Ben Fowler is the Imaging Core Manager and oversees all aspects to the daily operations of the Imaging Core. Mr. Fowler holds dual Master of Science degrees in Microbiology and Cell Biology. He has been managing the Imaging Core since its inception in 1999. Mr. Fowler has extensive experience in developing experimental protocols for fluorescence and electron microscopy, maintaining the full range of equipment within the Imaging Core, and in managing the personnel and business aspects of the facility.
Training
Mr.

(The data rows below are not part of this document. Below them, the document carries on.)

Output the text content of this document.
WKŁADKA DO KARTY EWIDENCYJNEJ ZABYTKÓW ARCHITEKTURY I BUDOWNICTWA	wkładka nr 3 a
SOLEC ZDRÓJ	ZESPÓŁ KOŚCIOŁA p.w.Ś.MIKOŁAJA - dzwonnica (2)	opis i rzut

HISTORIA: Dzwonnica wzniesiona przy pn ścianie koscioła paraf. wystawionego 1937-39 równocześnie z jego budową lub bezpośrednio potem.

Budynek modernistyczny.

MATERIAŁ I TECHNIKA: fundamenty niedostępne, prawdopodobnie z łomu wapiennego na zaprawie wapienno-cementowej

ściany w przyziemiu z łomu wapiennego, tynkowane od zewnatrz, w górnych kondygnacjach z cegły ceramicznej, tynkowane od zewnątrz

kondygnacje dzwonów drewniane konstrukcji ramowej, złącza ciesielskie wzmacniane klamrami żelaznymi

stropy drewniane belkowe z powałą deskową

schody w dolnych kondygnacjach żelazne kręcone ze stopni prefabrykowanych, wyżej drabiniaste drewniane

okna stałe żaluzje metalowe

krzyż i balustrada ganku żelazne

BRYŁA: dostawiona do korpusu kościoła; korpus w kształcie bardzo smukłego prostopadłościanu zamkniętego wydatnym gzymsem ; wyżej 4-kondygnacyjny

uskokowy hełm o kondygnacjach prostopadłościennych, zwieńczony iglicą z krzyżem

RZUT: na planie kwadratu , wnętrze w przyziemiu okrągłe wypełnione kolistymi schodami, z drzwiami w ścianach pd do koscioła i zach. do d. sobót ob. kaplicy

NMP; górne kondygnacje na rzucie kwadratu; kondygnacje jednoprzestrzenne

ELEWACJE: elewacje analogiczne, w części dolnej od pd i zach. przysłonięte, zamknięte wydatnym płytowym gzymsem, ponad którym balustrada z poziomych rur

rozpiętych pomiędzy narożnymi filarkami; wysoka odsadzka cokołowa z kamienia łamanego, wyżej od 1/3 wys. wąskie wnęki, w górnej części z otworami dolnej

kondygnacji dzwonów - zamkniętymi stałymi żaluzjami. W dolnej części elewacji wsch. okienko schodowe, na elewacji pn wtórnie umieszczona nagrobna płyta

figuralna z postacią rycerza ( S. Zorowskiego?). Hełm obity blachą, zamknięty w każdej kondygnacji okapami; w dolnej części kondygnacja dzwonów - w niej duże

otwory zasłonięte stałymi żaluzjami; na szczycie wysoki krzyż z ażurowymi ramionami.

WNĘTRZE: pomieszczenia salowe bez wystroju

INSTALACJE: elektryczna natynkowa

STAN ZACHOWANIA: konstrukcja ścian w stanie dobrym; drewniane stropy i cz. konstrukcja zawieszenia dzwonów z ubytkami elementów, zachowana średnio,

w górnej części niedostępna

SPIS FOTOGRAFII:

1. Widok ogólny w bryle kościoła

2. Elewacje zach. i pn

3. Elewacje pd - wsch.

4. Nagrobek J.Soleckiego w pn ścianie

Fowler and two of the other full-time technical staff in the facility have extensive experience in training new users to utilize the full suite of light and electron microscopy equipment, following teaching protocols that have been developed over the past ten years. Access to each instrument is controlled by key-card activated doors and log-in requirements for the operating software.
Maintenance
The microscopes are covered by service contracts and Mr. Fowler performs preventative maintenance and quality control procedures as needed. Mr. Flower and his staff are able to perform common minor repairs so that down time is minimized.
Organization
Mr Fowler provides daily management of the Imaging Core while Dr. Gorbsky provides administrative oversight. Prospective users are trained in the safe and effective use of individual microscopes by Core technicians. Use of the instruments is monitored by the appropriate Core personnel until the user is approved to operate the instrument independently, including after hours.
Time allocation
User reservations are regulated by an automated, web-based calendar system which is monitored throughout normal working hours by Core personnel.